Megan | 18 | Non-binary Genderqueer
They/theirs pronouns | College Student | Aspiring Costume Maker | Diehard Minnesotan
Marvel - Costumes- Fashion - Stuff
I’m in one of those moods when I feel incredibly photogenic, but I know there is nothing I can do to do myself justice.
All the sudden I just feel incredible exhausted. Mostly due to the day to say stresses of my job, but even just being around my co-workers is starting to feel like work.
I’m certainly not the most popular one in the office, but I do my best the engage with everyone to varying results.
I think once again my age betrays me, I am the youngest one in the office by at least 2 1/2 years and I don’t share many life events/experiences with them.
When I talk I can sense them starting to not care or get bored so I mostly keep my mouth shut.

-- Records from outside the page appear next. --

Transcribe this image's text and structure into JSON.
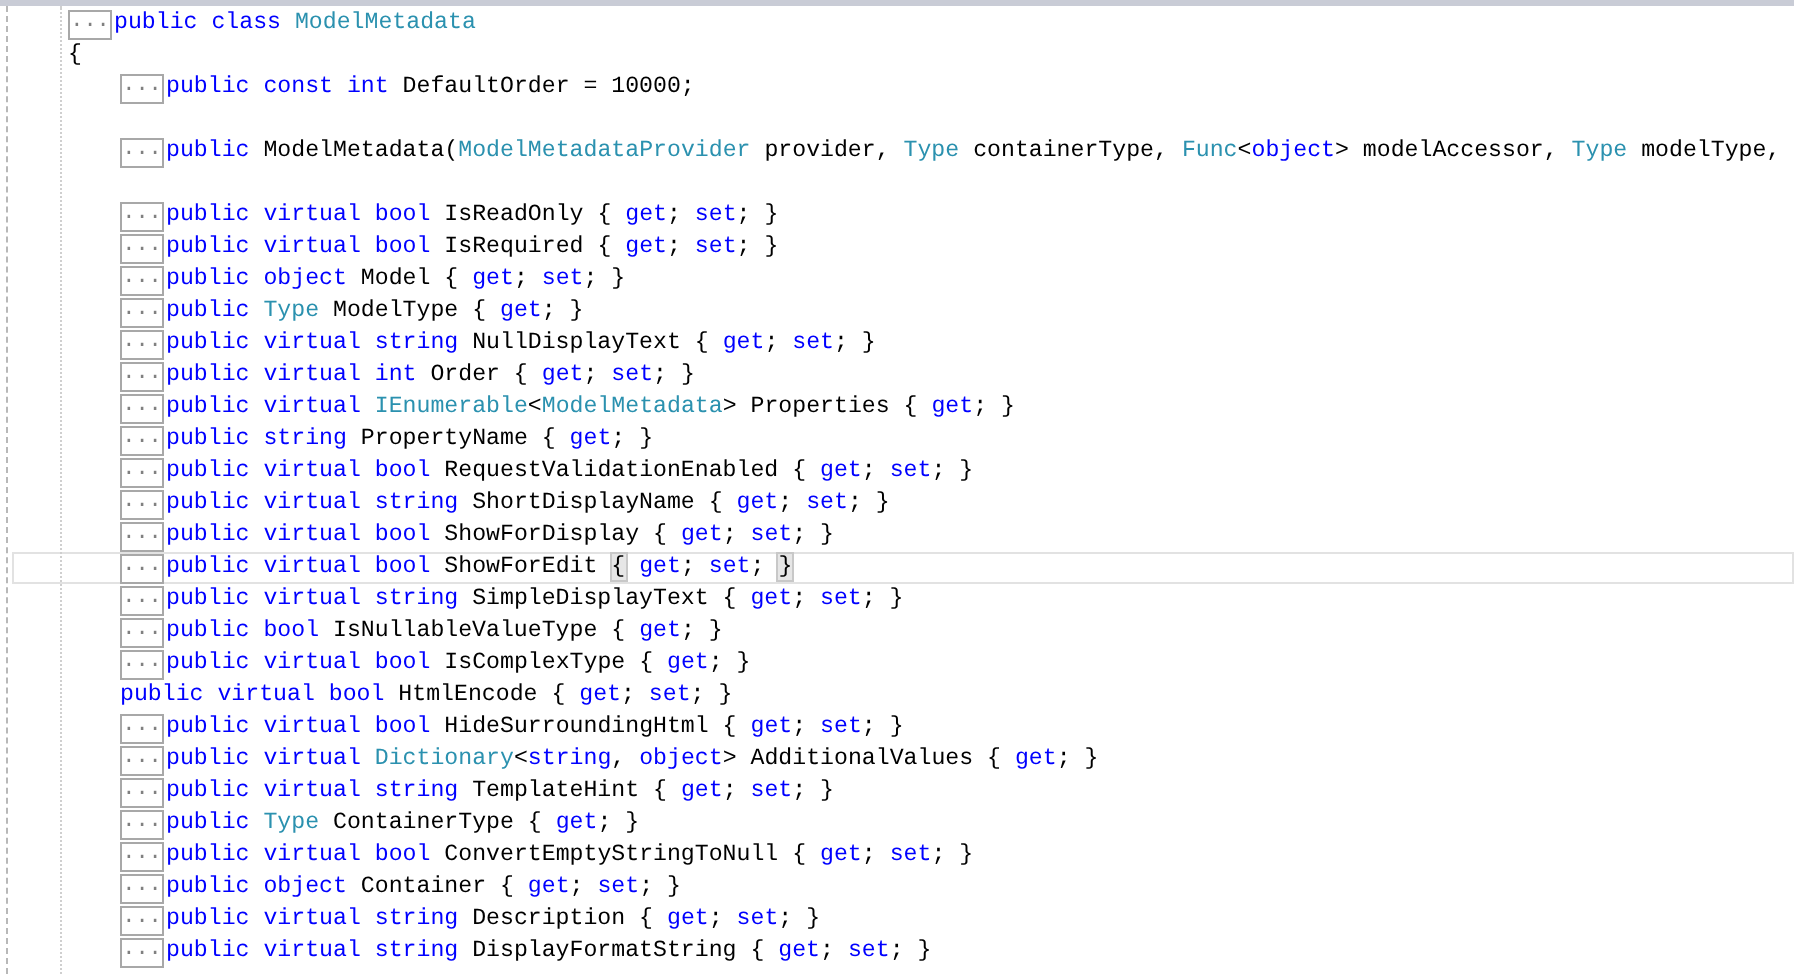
{
  "editor": {
    "lines": [
      {
        "kind": "code",
        "fold": "...",
        "current": false,
        "tokens": [
          {
            "kind": "kw",
            "text": "public class "
          },
          {
            "kind": "type",
            "text": "ModelMetadata"
          }
        ]
      },
      {
        "kind": "code",
        "current": false,
        "tokens": [
          {
            "kind": "plain",
            "text": "{"
          }
        ],
        "children": [
          {
            "kind": "code",
            "fold": "...",
            "current": false,
            "tokens": [
              {
                "kind": "kw",
                "text": "public const int"
              },
              {
                "kind": "plain",
                "text": " DefaultOrder = 10000;"
              }
            ]
          },
          {
            "kind": "blank"
          },
          {
            "kind": "code",
            "fold": "...",
            "current": false,
            "tokens": [
              {
                "kind": "kw",
                "text": "public"
              },
              {
                "kind": "plain",
                "text": " ModelMetadata("
              },
              {
                "kind": "type",
                "text": "ModelMetadataProvider"
              },
              {
                "kind": "plain",
                "text": " provider, "
              },
              {
                "kind": "type",
                "text": "Type"
              },
              {
                "kind": "plain",
                "text": " containerType, "
              },
              {
                "kind": "type",
                "text": "Func"
              },
              {
                "kind": "plain",
                "text": "<"
              },
              {
                "kind": "kw",
                "text": "object"
              },
              {
                "kind": "plain",
                "text": "> modelAccessor, "
              },
              {
                "kind": "type",
                "text": "Type"
              },
              {
                "kind": "plain",
                "text": " modelType,"
              }
            ]
          },
          {
            "kind": "blank"
          },
          {
            "kind": "code",
            "fold": "...",
            "current": false,
            "tokens": [
              {
                "kind": "kw",
                "text": "public virtual bool"
              },
              {
                "kind": "plain",
                "text": " IsReadOnly { "
              },
              {
                "kind": "kw",
                "text": "get"
              },
              {
                "kind": "plain",
                "text": "; "
              },
              {
                "kind": "kw",
                "text": "set"
              },
              {
                "kind": "plain",
                "text": "; }"
              }
            ]
          },
          {
            "kind": "code",
            "fold": "...",
            "current": false,
            "tokens": [
              {
                "kind": "kw",
                "text": "public virtual bool"
              },
              {
                "kind": "plain",
                "text": " IsRequired { "
              },
              {
                "kind": "kw",
                "text": "get"
              },
              {
                "kind": "plain",
                "text": "; "
              },
              {
                "kind": "kw",
                "text": "set"
              },
              {
                "kind": "plain",
                "text": "; }"
              }
            ]
          },
          {
            "kind": "code",
            "fold": "...",
            "current": false,
            "tokens": [
              {
                "kind": "kw",
                "text": "public object"
              },
              {
                "kind": "plain",
                "text": " Model { "
              },
              {
                "kind": "kw",
                "text": "get"
              },
              {
                "kind": "plain",
                "text": "; "
              },
              {
                "kind": "kw",
                "text": "set"
              },
              {
                "kind": "plain",
                "text": "; }"
              }
            ]
          },
          {
            "kind": "code",
            "fold": "...",
            "current": false,
            "tokens": [
              {
                "kind": "kw",
                "text": "public "
              },
              {
                "kind": "type",
                "text": "Type"
              },
              {
                "kind": "plain",
                "text": " ModelType { "
              },
              {
                "kind": "kw",
                "text": "get"
              },
              {
                "kind": "plain",
                "text": "; }"
              }
            ]
          },
          {
            "kind": "code",
            "fold": "...",
            "current": false,
            "tokens": [
              {
                "kind": "kw",
                "text": "public virtual string"
              },
              {
                "kind": "plain",
                "text": " NullDisplayText { "
              },
              {
                "kind": "kw",
                "text": "get"
              },
              {
                "kind": "plain",
                "text": "; "
              },
              {
                "kind": "kw",
                "text": "set"
              },
              {
                "kind": "plain",
                "text": "; }"
              }
            ]
          },
          {
            "kind": "code",
            "fold": "...",
            "current": false,
            "tokens": [
              {
                "kind": "kw",
                "text": "public virtual int"
              },
              {
                "kind": "plain",
                "text": " Order { "
              },
              {
                "kind": "kw",
                "text": "get"
              },
              {
                "kind": "plain",
                "text": "; "
              },
              {
                "kind": "kw",
                "text": "set"
              },
              {
                "kind": "plain",
                "text": "; }"
              }
            ]
          },
          {
            "kind": "code",
            "fold": "...",
            "current": false,
            "tokens": [
              {
                "kind": "kw",
                "text": "public virtual "
              },
              {
                "kind": "type",
                "text": "IEnumerable"
              },
              {
                "kind": "plain",
                "text": "<"
              },
              {
                "kind": "type",
                "text": "ModelMetadata"
              },
              {
                "kind": "plain",
                "text": "> Properties { "
              },
              {
                "kind": "kw",
                "text": "get"
              },
              {
                "kind": "plain",
                "text": "; }"
              }
            ]
          },
          {
            "kind": "code",
            "fold": "...",
            "current": false,
            "tokens": [
              {
                "kind": "kw",
                "text": "public string"
              },
              {
                "kind": "plain",
                "text": " PropertyName { "
              },
              {
                "kind": "kw",
                "text": "get"
              },
              {
                "kind": "plain",
                "text": "; }"
              }
            ]
          },
          {
            "kind": "code",
            "fold": "...",
            "current": false,
            "tokens": [
              {
                "kind": "kw",
                "text": "public virtual bool"
              },
              {
                "kind": "plain",
                "text": " RequestValidationEnabled { "
              },
              {
                "kind": "kw",
                "text": "get"
              },
              {
                "kind": "plain",
                "text": "; "
              },
              {
                "kind": "kw",
                "text": "set"
              },
              {
                "kind": "plain",
                "text": "; }"
              }
            ]
          },
          {
            "kind": "code",
            "fold": "...",
            "current": false,
            "tokens": [
              {
                "kind": "kw",
                "text": "public virtual string"
              },
              {
                "kind": "plain",
                "text": " ShortDisplayName { "
              },
              {
                "kind": "kw",
                "text": "get"
              },
              {
                "kind": "plain",
                "text": "; "
              },
              {
                "kind": "kw",
                "text": "set"
              },
              {
                "kind": "plain",
                "text": "; }"
              }
            ]
          },
          {
            "kind": "code",
            "fold": "...",
            "current": false,
            "tokens": [
              {
                "kind": "kw",
                "text": "public virtual bool"
              },
              {
                "kind": "plain",
                "text": " ShowForDisplay { "
              },
              {
                "kind": "kw",
                "text": "get"
              },
              {
                "kind": "plain",
                "text": "; "
              },
              {
                "kind": "kw",
                "text": "set"
              },
              {
                "kind": "plain",
                "text": "; }"
              }
            ]
          },
          {
            "kind": "code",
            "fold": "...",
            "current": true,
            "tokens": [
              {
                "kind": "kw",
                "text": "public virtual bool"
              },
              {
                "kind": "plain",
                "text": " ShowForEdit "
              },
              {
                "kind": "brace",
                "text": "{"
              },
              {
                "kind": "kw",
                "text": " get"
              },
              {
                "kind": "plain",
                "text": "; "
              },
              {
                "kind": "kw",
                "text": "set"
              },
              {
                "kind": "plain",
                "text": "; "
              },
              {
                "kind": "brace",
                "text": "}"
              }
            ]
          },
          {
            "kind": "code",
            "fold": "...",
            "current": false,
            "tokens": [
              {
                "kind": "kw",
                "text": "public virtual string"
              },
              {
                "kind": "plain",
                "text": " SimpleDisplayText { "
              },
              {
                "kind": "kw",
                "text": "get"
              },
              {
                "kind": "plain",
                "text": "; "
              },
              {
                "kind": "kw",
                "text": "set"
              },
              {
                "kind": "plain",
                "text": "; }"
              }
            ]
          },
          {
            "kind": "code",
            "fold": "...",
            "current": false,
            "tokens": [
              {
                "kind": "kw",
                "text": "public bool"
              },
              {
                "kind": "plain",
                "text": " IsNullableValueType { "
              },
              {
                "kind": "kw",
                "text": "get"
              },
              {
                "kind": "plain",
                "text": "; }"
              }
            ]
          },
          {
            "kind": "code",
            "fold": "...",
            "current": false,
            "tokens": [
              {
                "kind": "kw",
                "text": "public virtual bool"
              },
              {
                "kind": "plain",
                "text": " IsComplexType { "
              },
              {
                "kind": "kw",
                "text": "get"
              },
              {
                "kind": "plain",
                "text": "; }"
              }
            ]
          },
          {
            "kind": "code",
            "current": false,
            "tokens": [
              {
                "kind": "kw",
                "text": "public virtual bool"
              },
              {
                "kind": "plain",
                "text": " HtmlEncode { "
              },
              {
                "kind": "kw",
                "text": "get"
              },
              {
                "kind": "plain",
                "text": "; "
              },
              {
                "kind": "kw",
                "text": "set"
              },
              {
                "kind": "plain",
                "text": "; }"
              }
            ]
          },
          {
            "kind": "code",
            "fold": "...",
            "current": false,
            "tokens": [
              {
                "kind": "kw",
                "text": "public virtual bool"
              },
              {
                "kind": "plain",
                "text": " HideSurroundingHtml { "
              },
              {
                "kind": "kw",
                "text": "get"
              },
              {
                "kind": "plain",
                "text": "; "
              },
              {
                "kind": "kw",
                "text": "set"
              },
              {
                "kind": "plain",
                "text": "; }"
              }
            ]
          },
          {
            "kind": "code",
            "fold": "...",
            "current": false,
            "tokens": [
              {
                "kind": "kw",
                "text": "public virtual "
              },
              {
                "kind": "type",
                "text": "Dictionary"
              },
              {
                "kind": "plain",
                "text": "<"
              },
              {
                "kind": "kw",
                "text": "string"
              },
              {
                "kind": "plain",
                "text": ", "
              },
              {
                "kind": "kw",
                "text": "object"
              },
              {
                "kind": "plain",
                "text": "> AdditionalValues { "
              },
              {
                "kind": "kw",
                "text": "get"
              },
              {
                "kind": "plain",
                "text": "; }"
              }
            ]
          },
          {
            "kind": "code",
            "fold": "...",
            "current": false,
            "tokens": [
              {
                "kind": "kw",
                "text": "public virtual string"
              },
              {
                "kind": "plain",
                "text": " TemplateHint { "
              },
              {
                "kind": "kw",
                "text": "get"
              },
              {
                "kind": "plain",
                "text": "; "
              },
              {
                "kind": "kw",
                "text": "set"
              },
              {
                "kind": "plain",
                "text": "; }"
              }
            ]
          },
          {
            "kind": "code",
            "fold": "...",
            "current": false,
            "tokens": [
              {
                "kind": "kw",
                "text": "public "
              },
              {
                "kind": "type",
                "text": "Type"
              },
              {
                "kind": "plain",
                "text": " ContainerType { "
              },
              {
                "kind": "kw",
                "text": "get"
              },
              {
                "kind": "plain",
                "text": "; }"
              }
            ]
          },
          {
            "kind": "code",
            "fold": "...",
            "current": false,
            "tokens": [
              {
                "kind": "kw",
                "text": "public virtual bool"
              },
              {
                "kind": "plain",
                "text": " ConvertEmptyStringToNull { "
              },
              {
                "kind": "kw",
                "text": "get"
              },
              {
                "kind": "plain",
                "text": "; "
              },
              {
                "kind": "kw",
                "text": "set"
              },
              {
                "kind": "plain",
                "text": "; }"
              }
            ]
          },
          {
            "kind": "code",
            "fold": "...",
            "current": false,
            "tokens": [
              {
                "kind": "kw",
                "text": "public object"
              },
              {
                "kind": "plain",
                "text": " Container { "
              },
              {
                "kind": "kw",
                "text": "get"
              },
              {
                "kind": "plain",
                "text": "; "
              },
              {
                "kind": "kw",
                "text": "set"
              },
              {
                "kind": "plain",
                "text": "; }"
              }
            ]
          },
          {
            "kind": "code",
            "fold": "...",
            "current": false,
            "tokens": [
              {
                "kind": "kw",
                "text": "public virtual string"
              },
              {
                "kind": "plain",
                "text": " Description { "
              },
              {
                "kind": "kw",
                "text": "get"
              },
              {
                "kind": "plain",
                "text": "; "
              },
              {
                "kind": "kw",
                "text": "set"
              },
              {
                "kind": "plain",
                "text": "; }"
              }
            ]
          },
          {
            "kind": "code",
            "fold": "...",
            "current": false,
            "tokens": [
              {
                "kind": "kw",
                "text": "public virtual string"
              },
              {
                "kind": "plain",
                "text": " DisplayFormatString { "
              },
              {
                "kind": "kw",
                "text": "get"
              },
              {
                "kind": "plain",
                "text": "; "
              },
              {
                "kind": "kw",
                "text": "set"
              },
              {
                "kind": "plain",
                "text": "; }"
              }
            ]
          }
        ]
      }
    ]
  }
}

The worst part thou is that there are three sister who have been there for over a decade, another girl who has been there a long time, a pair of twins with one who had been there for four years, and a guy who is 21, therefore falling in with the 22 year old twins much easier.
I feel like I am occasionally being treated like a child not to be trusted with certain things, even though they let the other newbies (the guy and one of the twins) go ahead with them.
I just wish I knew how to better fit in, it might just being impossible for me though.
That being said, I really do enjoy the work. I have messed up a few times and have had coworkers scold me for easy and easily prevented mistakes, but I can understand most as they tend to occur in periods of high stress on us all.
I just hope as I get older and hopefully continue to be hired I can weasel my way in better with the others, even if it means casually talking in a non-one-sided conversation.
In glad to be here, but will also be glad and relieved once it is all said and done.